Demand socialism now.


Accorsing to the Bank of England (oh, hi Mark!), “Of the two types of broad money, bank deposits make up the vast majority — 97% of the amount currently in circulation.”

Mind-boggling, yeh?

Fun fact! Six OECD countries do not have a reserve requirement, essentially giving banks an unlimited license to print money:

The six countries consist of Australia, Canada, Denmark, New Zealand, Norway, and Sweden. The central banks of these six countries make interbank payment settlement accounts available to depository institutions subject to certain rules. They provide standing facilities with interest charges and the lending interest rate sets an upper bound on the market interest rate. These central banks also pay interest on end-of-day account surpluses, and that interest rate forms a lower bound on the market rate Thus, lending and deposit rates form a corridor for the target overnight interest rate.
(US Federal Reserve, 2007 report on OECD banking practices


So with a population of 36 million, that’s half a million dollars in debt for every single person – man, woman, and child – in Canada.

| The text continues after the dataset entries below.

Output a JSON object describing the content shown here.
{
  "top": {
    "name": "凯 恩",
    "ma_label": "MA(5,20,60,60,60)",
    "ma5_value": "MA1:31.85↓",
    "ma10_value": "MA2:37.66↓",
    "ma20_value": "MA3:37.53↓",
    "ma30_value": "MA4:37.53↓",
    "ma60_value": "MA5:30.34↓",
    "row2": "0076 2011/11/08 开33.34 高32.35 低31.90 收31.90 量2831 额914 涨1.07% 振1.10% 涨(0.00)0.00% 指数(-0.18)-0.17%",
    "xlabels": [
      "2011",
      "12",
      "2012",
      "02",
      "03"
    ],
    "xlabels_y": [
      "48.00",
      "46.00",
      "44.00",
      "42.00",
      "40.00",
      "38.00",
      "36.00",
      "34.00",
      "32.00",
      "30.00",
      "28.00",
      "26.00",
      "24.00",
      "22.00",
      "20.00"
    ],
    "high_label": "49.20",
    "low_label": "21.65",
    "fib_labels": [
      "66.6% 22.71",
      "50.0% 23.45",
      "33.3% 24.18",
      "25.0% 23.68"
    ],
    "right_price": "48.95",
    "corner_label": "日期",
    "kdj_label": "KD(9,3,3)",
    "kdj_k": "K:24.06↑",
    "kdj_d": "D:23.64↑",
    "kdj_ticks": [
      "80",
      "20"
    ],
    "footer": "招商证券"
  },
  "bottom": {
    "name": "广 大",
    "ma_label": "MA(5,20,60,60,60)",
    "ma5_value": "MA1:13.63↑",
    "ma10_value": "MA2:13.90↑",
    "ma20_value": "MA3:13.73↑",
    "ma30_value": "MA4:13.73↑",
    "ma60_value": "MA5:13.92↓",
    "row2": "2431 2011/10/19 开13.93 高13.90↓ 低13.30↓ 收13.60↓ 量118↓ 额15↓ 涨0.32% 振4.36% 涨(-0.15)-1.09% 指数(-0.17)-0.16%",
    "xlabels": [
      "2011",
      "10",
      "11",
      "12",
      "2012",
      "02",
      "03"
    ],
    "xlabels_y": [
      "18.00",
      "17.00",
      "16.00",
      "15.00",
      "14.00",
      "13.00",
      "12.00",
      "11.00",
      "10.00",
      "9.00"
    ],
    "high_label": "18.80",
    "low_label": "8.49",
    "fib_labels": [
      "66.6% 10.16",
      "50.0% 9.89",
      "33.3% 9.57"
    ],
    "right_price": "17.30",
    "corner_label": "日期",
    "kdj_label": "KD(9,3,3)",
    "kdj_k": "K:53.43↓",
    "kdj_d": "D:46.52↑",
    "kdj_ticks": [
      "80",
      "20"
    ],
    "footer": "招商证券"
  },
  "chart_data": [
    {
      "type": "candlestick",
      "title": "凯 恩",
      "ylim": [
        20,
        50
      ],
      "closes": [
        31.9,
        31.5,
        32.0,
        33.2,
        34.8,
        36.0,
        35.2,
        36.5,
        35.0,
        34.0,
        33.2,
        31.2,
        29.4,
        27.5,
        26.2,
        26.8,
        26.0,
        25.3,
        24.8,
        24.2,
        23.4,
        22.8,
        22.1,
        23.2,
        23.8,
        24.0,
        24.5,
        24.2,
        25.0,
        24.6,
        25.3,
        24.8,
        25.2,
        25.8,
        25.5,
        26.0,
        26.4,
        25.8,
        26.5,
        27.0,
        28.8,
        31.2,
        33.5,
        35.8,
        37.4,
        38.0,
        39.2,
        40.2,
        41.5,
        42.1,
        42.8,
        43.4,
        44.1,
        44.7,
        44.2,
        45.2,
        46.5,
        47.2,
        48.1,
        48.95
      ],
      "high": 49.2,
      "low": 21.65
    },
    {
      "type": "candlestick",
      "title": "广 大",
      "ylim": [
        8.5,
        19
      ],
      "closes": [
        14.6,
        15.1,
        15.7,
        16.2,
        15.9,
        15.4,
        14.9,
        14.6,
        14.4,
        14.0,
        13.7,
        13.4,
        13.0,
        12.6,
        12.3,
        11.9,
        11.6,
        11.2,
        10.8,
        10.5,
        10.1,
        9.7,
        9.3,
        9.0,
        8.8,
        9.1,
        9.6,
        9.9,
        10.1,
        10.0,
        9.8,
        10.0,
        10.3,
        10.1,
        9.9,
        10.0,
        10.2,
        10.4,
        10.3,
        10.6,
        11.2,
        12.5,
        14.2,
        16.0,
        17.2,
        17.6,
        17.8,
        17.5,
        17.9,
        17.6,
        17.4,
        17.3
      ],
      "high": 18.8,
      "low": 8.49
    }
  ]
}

If that’s counting secured debt (e.g. mortgages, car loans, anything with collateral against it), then that doesn’t sound too unreasonable. My mortgage is within an order of magnitude of that.

If that’s all unsecured debt (credit card debt, lines of credit, payday loans, etc.), then whoof. That’s ridiculous.


At a low 4.5% interest (mortgage rates rather than credit card rates), the monthly interest would be more than the payment so it could never be paid off unless you paid at least $1900/month for almost 100 years or, more realistically, over $2500/month for 30 years. If you’re spending a reasonable 20% of your after-tax pay on paying down debt, that would require after-tax salary of over $152,000 (a nominal salary around $230,000). So as long as every man, woman, and child makes at least $230,000/year and can be expected to do so for at least 30 years, it sounds sustainable. If not, there could be some problems in the future.